Types of Family Offices

Seven common models defined

The focus of each family office is defined by the family’s goals, the goals for the office, and the way the staff spends its time.

We have identified seven common office types and have found that many FOX members describe themselves as a combination of two or more of the ones defined here.

Founder's Office

The founder's office supports the activities of entrepreneurs who are running or have sold the operating company(s). It is organized around the goals of the founding family and typically addresses questions regarding ownership structure and other financial issues outside of the operating business.

Business Owner Office

The business owner office supports the shareholders of a core operating business. The primary role is to maintain business control through effective wealth transfer, providing strategies for stock repurchase or leverage as needed to generate liquidity for owners. The office also supports owners’ financial needs for income, diversification of assets, and risk management.

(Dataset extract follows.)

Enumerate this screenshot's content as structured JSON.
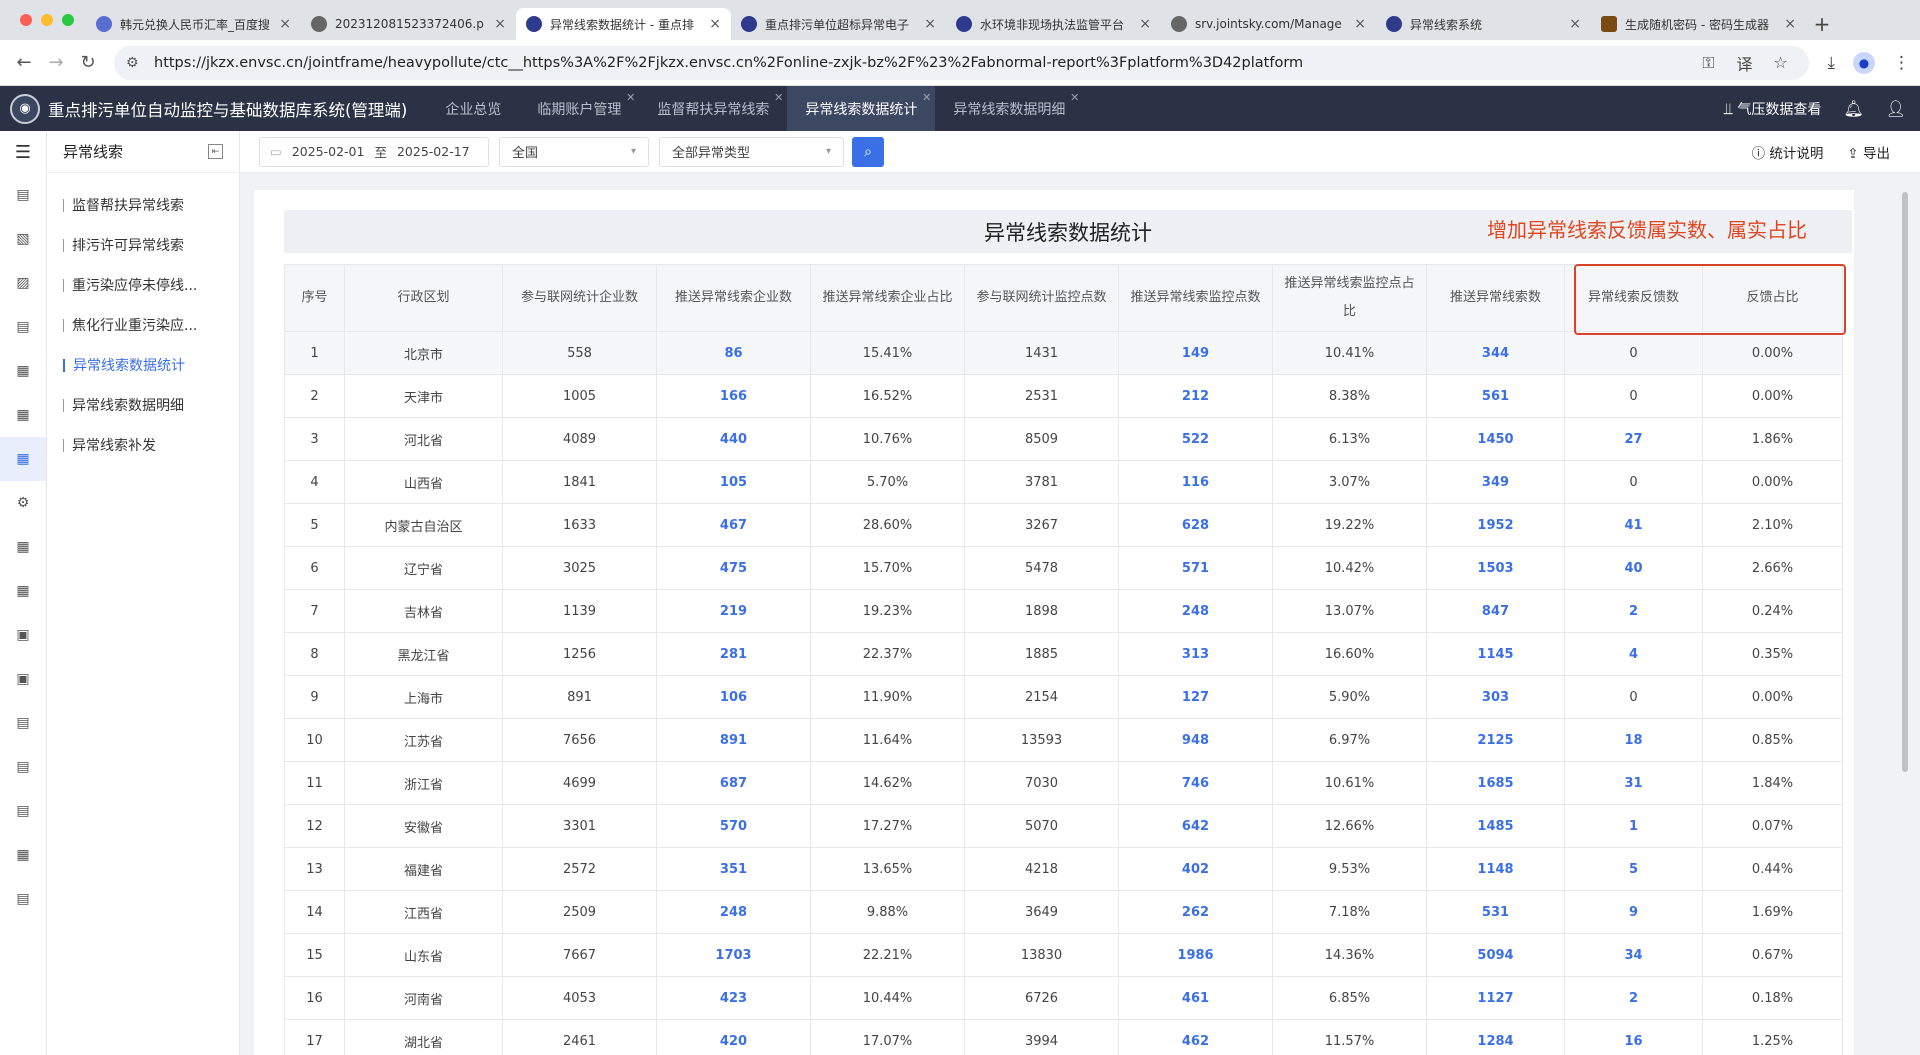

Diversified Business/Private Equity Office

These offices support owners who are committed to launching new business ventures beyond the original business that generated the wealth. The focus is typically on wealth creation rather than preservation and risk-taking strategies rather than risk management strategies. Opportunity analysis and proper deal flow are key challenges for this type of office.

Investment Office

The investment office supports owners who have chosen public equity investing over private equity investing. The primary focus of the office is to coordinate, manage, and oversee the investment process. Strategic and tactical asset allocation provides the discipline for diversifying wealth across 12 to 16 asset classes, on average. Family members often optimize their buying power by pooling their assets to invest in investment partnerships.

Compliance Office

The compliance office supports owners who are focused on wealth preservation. The office functions as a cost control center focused on reducing financial costs as much as possible each year. Compliance offices manage tax returns, banking relationships, and insurance services, and typically they use external advisors for investment and wealth transfer planning.

Philanthropy Office

The philanthropy office supports the goals of the owner whose goal is to distribute the majority of his/her wealth to philanthropic causes. Family foundations are often at the center of the activities for this type of office. Activities to support the lifestyle needs of the owners are managed separately to comply with nonprofit regulations.

Multi-Generational Office

The multi-generational office supports diverse owners from multiple branches of the family. This office is challenging to operate as it supports the broadest range of services and the greatest diversity of clients. Multi-generational offices sometimes open their doors to other families as multi-family offices to increase the purchasing power of the owning family group.